The acquisition is a 100 percent all-cash agreement that still needs the approval of regulators and the employee-owners of New Belgium. The deal is expected to close by the end of the year.

New Belgium was founded in 1991 in the basement of Kim Jordan and her ex-husband Jeff Lebesch’s Fort Collins house. When the two started to brew beer, Jordan cut down on her hours as a social worker and Lebesch quit his job as an electrical engineer. Today, the company has locations in its original Fort Collins home; Denver; and Asheville, North Carolina. It's also the fourth-largest craft brewer in the country.
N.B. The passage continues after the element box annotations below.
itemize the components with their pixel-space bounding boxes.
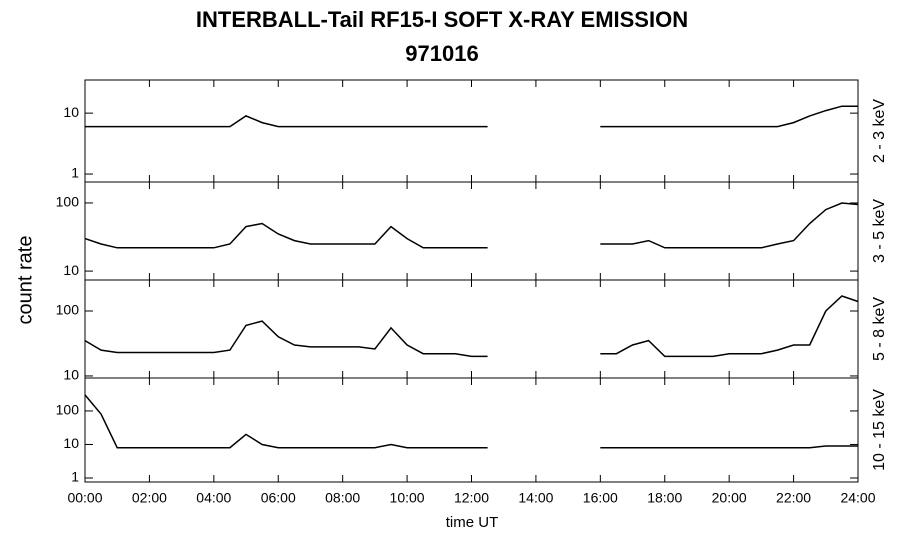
x-tick-label: 14:00 — [518, 490, 553, 506]
y-tick-label: 10 — [63, 435, 79, 451]
x-tick-label: 12:00 — [454, 490, 489, 506]
y-tick-label: 10 — [63, 262, 79, 278]
data-line — [84, 295, 859, 358]
x-tick-label: 22:00 — [776, 490, 811, 506]
x-tick-label: 00:00 — [67, 490, 102, 506]
panel-label: 10 - 15 keV — [871, 389, 888, 471]
panel-label: 5 - 8 keV — [871, 297, 888, 361]
data-line — [84, 394, 858, 449]
data-line — [85, 105, 858, 128]
y-tick-label: 100 — [56, 302, 80, 318]
x-axis-label: time UT — [446, 514, 499, 531]
chart-title: INTERBALL-Tail RF15-I SOFT X-RAY EMISSIO… — [196, 7, 688, 32]
panel-frame — [84, 377, 859, 483]
x-tick-label: 06:00 — [261, 490, 296, 506]
x-tick-label: 02:00 — [132, 490, 167, 506]
y-tick-label: 10 — [63, 367, 79, 383]
x-tick-label: 24:00 — [840, 490, 875, 506]
x-tick-label: 04:00 — [196, 490, 231, 506]
y-tick-label: 1 — [71, 469, 79, 485]
panel-frame — [84, 279, 859, 379]
chart-subtitle: 971016 — [405, 41, 478, 66]
y-tick-label: 10 — [63, 104, 79, 120]
panel-frame — [84, 79, 859, 183]
x-tick-label: 16:00 — [583, 490, 618, 506]
y-tick-label: 100 — [56, 194, 80, 210]
y-tick-label: 100 — [56, 402, 80, 418]
y-tick-label: 1 — [71, 165, 79, 181]
x-tick-label: 20:00 — [712, 490, 747, 506]
x-tick-label: 18:00 — [647, 490, 682, 506]
x-tick-label: 08:00 — [325, 490, 360, 506]
panel-label: 2 - 3 keV — [871, 99, 888, 163]
panel-frame — [84, 181, 859, 281]
x-tick-label: 10:00 — [390, 490, 425, 506]
panel-label: 3 - 5 keV — [871, 199, 888, 263]
y-axis-label: count rate — [14, 236, 36, 325]
data-line — [84, 202, 859, 249]
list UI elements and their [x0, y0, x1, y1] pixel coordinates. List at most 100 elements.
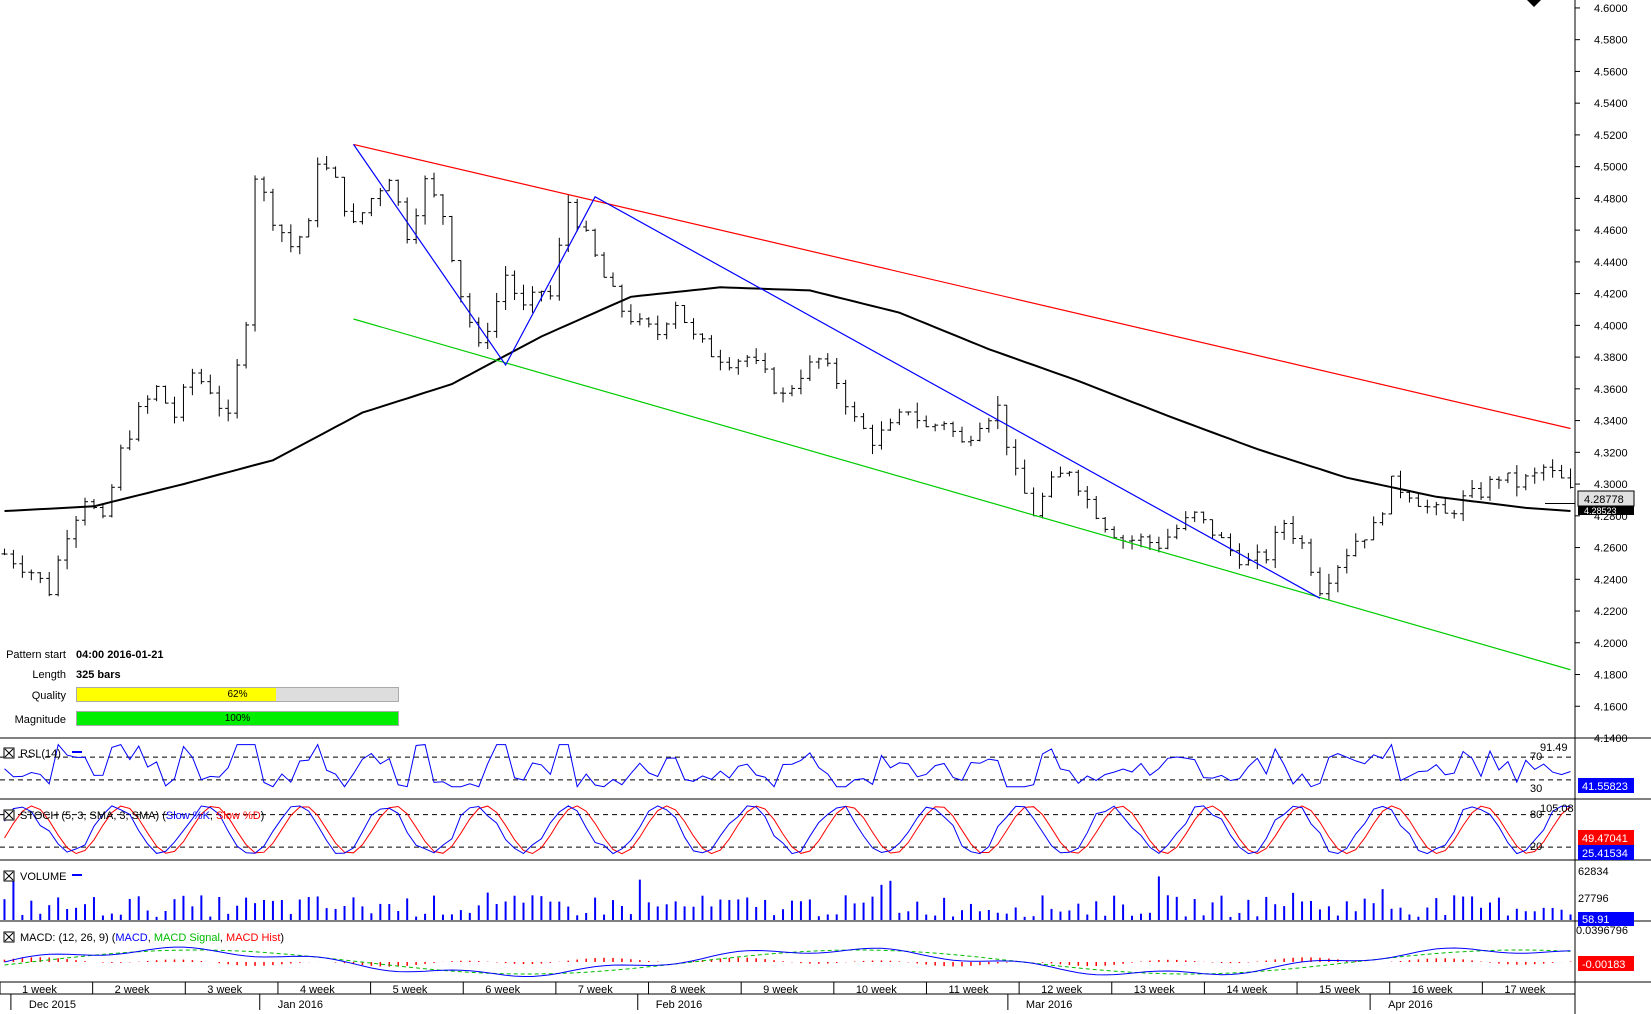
month-label: Mar 2016 — [1026, 999, 1072, 1011]
price-tick-label: 4.1400 — [1594, 733, 1628, 745]
week-label: 8 week — [671, 984, 706, 996]
stoch-label-sep: , — [210, 810, 216, 822]
volume-header: VOLUME — [3, 870, 82, 883]
month-label: Feb 2016 — [656, 999, 702, 1011]
rsi-close-icon-glyph — [4, 748, 14, 758]
week-label: 9 week — [763, 984, 798, 996]
price-tick-label: 4.4800 — [1594, 193, 1628, 205]
stoch-close-icon-glyph — [4, 810, 14, 820]
stoch-slow-d-line — [4, 805, 1571, 855]
plot-background — [0, 0, 1575, 1014]
rsi-max-label: 91.49 — [1540, 742, 1568, 754]
lower-trendline — [353, 318, 1571, 671]
week-label: 7 week — [578, 984, 613, 996]
macd-header: MACD: (12, 26, 9) (MACD, MACD Signal, MA… — [3, 931, 284, 944]
week-label: 10 week — [856, 984, 897, 996]
time-axis: 1 week 2 week 3 week 4 week 5 week 6 week 7 we… — [0, 982, 1575, 1011]
week-label: 13 week — [1134, 984, 1175, 996]
stoch-level-80: 80 — [1530, 809, 1542, 821]
quality-value: 62% — [227, 689, 248, 700]
upper-trendline — [353, 143, 1571, 430]
price-tick-label: 4.6000 — [1594, 3, 1628, 15]
volume-tick-1: 62834 — [1578, 866, 1609, 878]
volume-label: VOLUME — [20, 871, 66, 883]
price-tick-label: 4.1800 — [1594, 670, 1628, 682]
macd-close-icon-glyph — [4, 932, 14, 942]
price-tick-label: 4.4400 — [1594, 257, 1628, 269]
week-label: 17 week — [1504, 984, 1545, 996]
week-label: 5 week — [393, 984, 428, 996]
rsi-header: RSI (14) — [3, 747, 82, 760]
week-label: 15 week — [1319, 984, 1360, 996]
price-axis: 4.6000 4.5800 4.5600 4.5400 4.5200 4.5000 4.48… — [1545, 0, 1628, 1014]
stoch-label-k: Slow %K — [166, 810, 211, 822]
stoch-max-label: 105.08 — [1540, 803, 1574, 815]
price-tick-label: 4.5200 — [1594, 130, 1628, 142]
stoch-label: STOCH (5, 3, SMA, 3, SMA) (Slow %K, Slow… — [20, 810, 264, 822]
quality-label: Quality — [31, 690, 66, 702]
price-tick-label: 4.5600 — [1594, 66, 1628, 78]
macd-line — [4, 946, 1571, 977]
price-tick-label: 4.4600 — [1594, 225, 1628, 237]
macd-label-sep1: , — [148, 932, 154, 944]
indicator-panels — [0, 737, 1651, 983]
week-label: 11 week — [948, 984, 989, 996]
moving-average-line — [4, 286, 1571, 512]
week-label: 1 week — [22, 984, 57, 996]
price-tick-label: 4.3800 — [1594, 352, 1628, 364]
price-tick-label: 4.2200 — [1594, 606, 1628, 618]
macd-label-sep2: , — [220, 932, 226, 944]
week-label: 2 week — [115, 984, 150, 996]
rsi-level-30: 30 — [1530, 783, 1542, 795]
rsi-line — [4, 743, 1571, 788]
magnitude-label: Magnitude — [14, 714, 66, 726]
quality-bar: 62% — [76, 687, 399, 702]
price-tick-label: 4.4000 — [1594, 320, 1628, 332]
stoch-label-suffix: ) — [261, 810, 265, 822]
price-tick-label: 4.4200 — [1594, 289, 1628, 301]
macd-label-prefix: MACD: (12, 26, 9) ( — [20, 932, 116, 944]
price-tick-label: 4.1600 — [1594, 701, 1628, 713]
volume-tick-2: 27796 — [1578, 893, 1609, 905]
price-tick-label: 4.3200 — [1594, 447, 1628, 459]
pattern-start-value: 04:00 2016-01-21 — [76, 649, 164, 661]
week-label: 4 week — [300, 984, 335, 996]
price-tick-label: 4.5400 — [1594, 98, 1628, 110]
scroll-down-icon[interactable] — [1527, 0, 1541, 7]
rsi-label: RSI (14) — [20, 748, 61, 760]
week-label: 16 week — [1412, 984, 1453, 996]
macd-label-hist: MACD Hist — [226, 932, 280, 944]
zigzag-line — [353, 144, 1321, 599]
rsi-level-70: 70 — [1530, 751, 1542, 763]
volume-close-icon-glyph — [4, 871, 14, 881]
length-value: 325 bars — [76, 669, 121, 681]
week-label: 6 week — [485, 984, 520, 996]
magnitude-bar-fill — [77, 712, 398, 725]
month-label: Dec 2015 — [29, 999, 76, 1011]
length-label: Length — [32, 669, 66, 681]
price-tick-label: 4.5800 — [1594, 35, 1628, 47]
macd-label-macd: MACD — [115, 932, 147, 944]
magnitude-value: 100% — [224, 713, 251, 724]
stoch-k-value-box — [1578, 845, 1634, 860]
price-tick-label: 4.3000 — [1594, 479, 1628, 491]
magnitude-bar: 100% — [76, 711, 399, 726]
week-label: 14 week — [1226, 984, 1267, 996]
ma-price-box — [1578, 506, 1634, 515]
stoch-label-prefix: STOCH (5, 3, SMA, 3, SMA) ( — [20, 810, 166, 822]
ma-price-label: 4.28523 — [1584, 506, 1617, 516]
quality-bar-fill — [77, 688, 277, 701]
macd-label: MACD: (12, 26, 9) (MACD, MACD Signal, MA… — [20, 932, 284, 944]
macd-label-signal: MACD Signal — [154, 932, 220, 944]
price-tick-label: 4.2000 — [1594, 638, 1628, 650]
stoch-slow-k-line — [4, 805, 1571, 855]
month-label: Jan 2016 — [278, 999, 323, 1011]
price-tick-label: 4.2600 — [1594, 543, 1628, 555]
stoch-d-value-box — [1578, 830, 1634, 845]
stoch-k-value: 25.41534 — [1582, 848, 1628, 860]
price-tick-label: 4.5000 — [1594, 162, 1628, 174]
rsi-value-box — [1578, 778, 1634, 793]
stoch-level-20: 20 — [1530, 841, 1542, 853]
pattern-lines — [353, 143, 1571, 671]
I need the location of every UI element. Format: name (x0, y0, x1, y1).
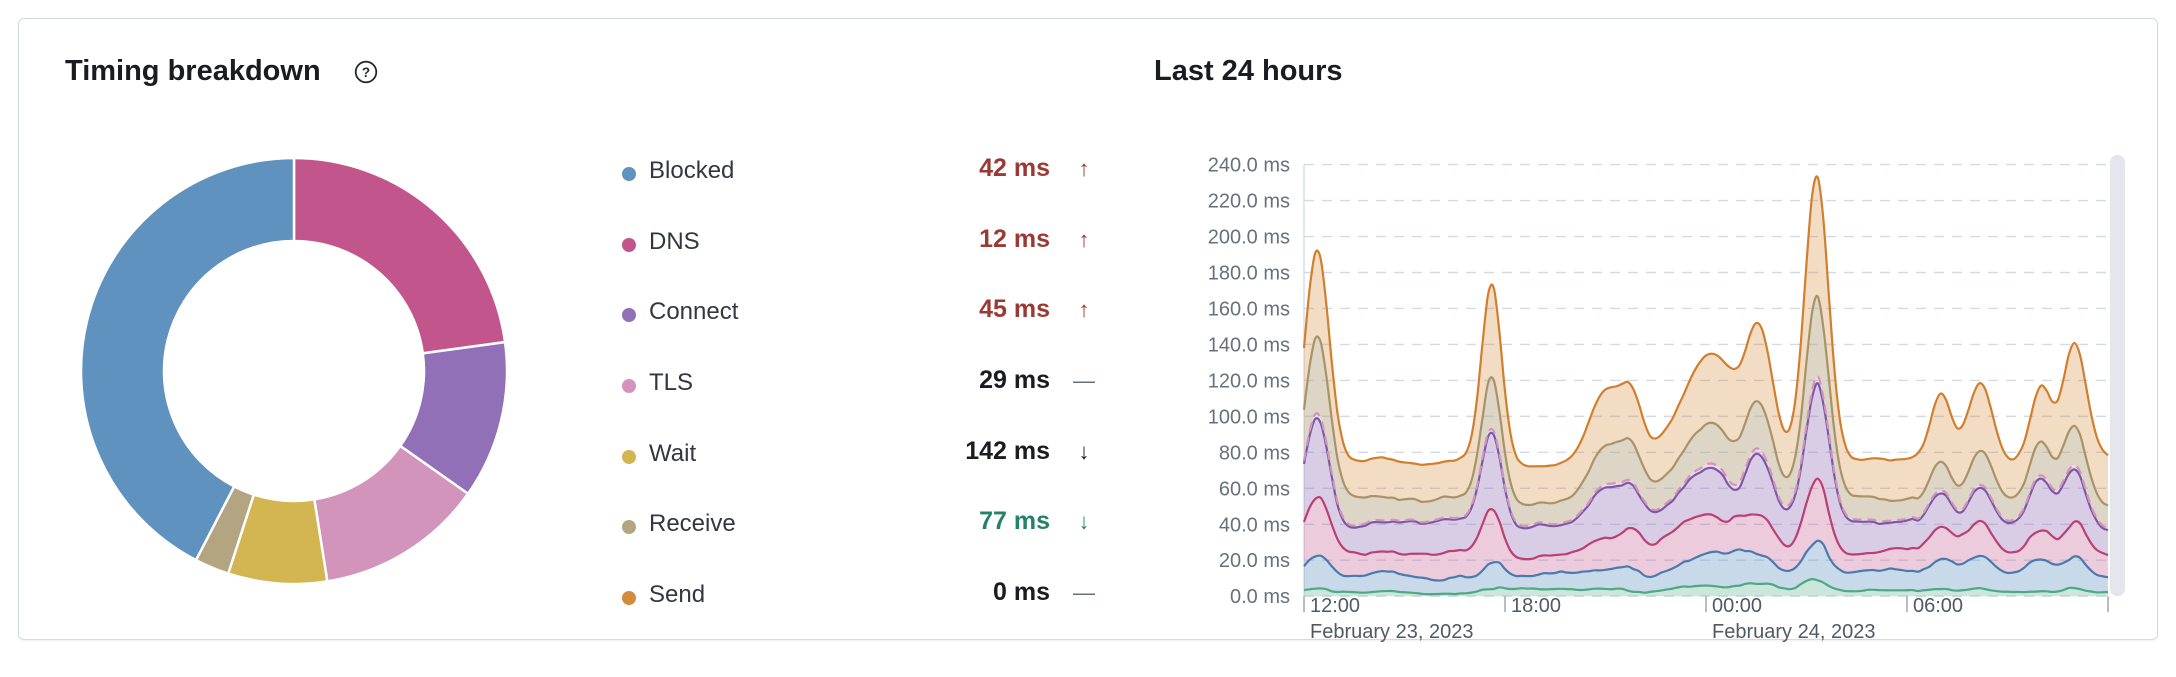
svg-text:100.0 ms: 100.0 ms (1208, 406, 1290, 428)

“Little World are brewers’ brewers and we have really felt their commitment to this ancient craft,” Jordan said in a statement. “We’re absolutely excited about helping to build a collective of breweries — each with their own vibe — who share the same commitment to delighting beer drinkers with great beer, great businesses, and great collaboration among us.”

Matt Tapper, the managing director of Lion Little World Beverages said the company was “excited to welcome New Belgium Brewing into our global family of craft beverage brands.”

New Belgium became a fully employee-owned B corporation in 2013. The B corporation designation, the brewer said, means the company meets “the highest verified standards of social and environmental performance, transparency, and accountability.” Up until that point, Kim Jordan still held a chunk of the company. Three years later there was a small uproar amid strong speculation that the brewer was up for sale — a report that was dismissed at the time.

Jordan said Little World wanted New Belgium to keep their B Corp status.

The sale announcement to Kirin is the second big splash in as many weeks in a beer-proud state. Another name that carries strong Colorado ties, Coors-Molson, announced the relocation of their corporate headquarters from Denver to Chicago in late October. The brewery in Golden on the banks of Clear Creek will remain.

Craft beer itself is looking upon slower growth nowadays, as changes in the market and new tastes (whether that’s traditional hard liquor or hard seltzer) have weighed on sales.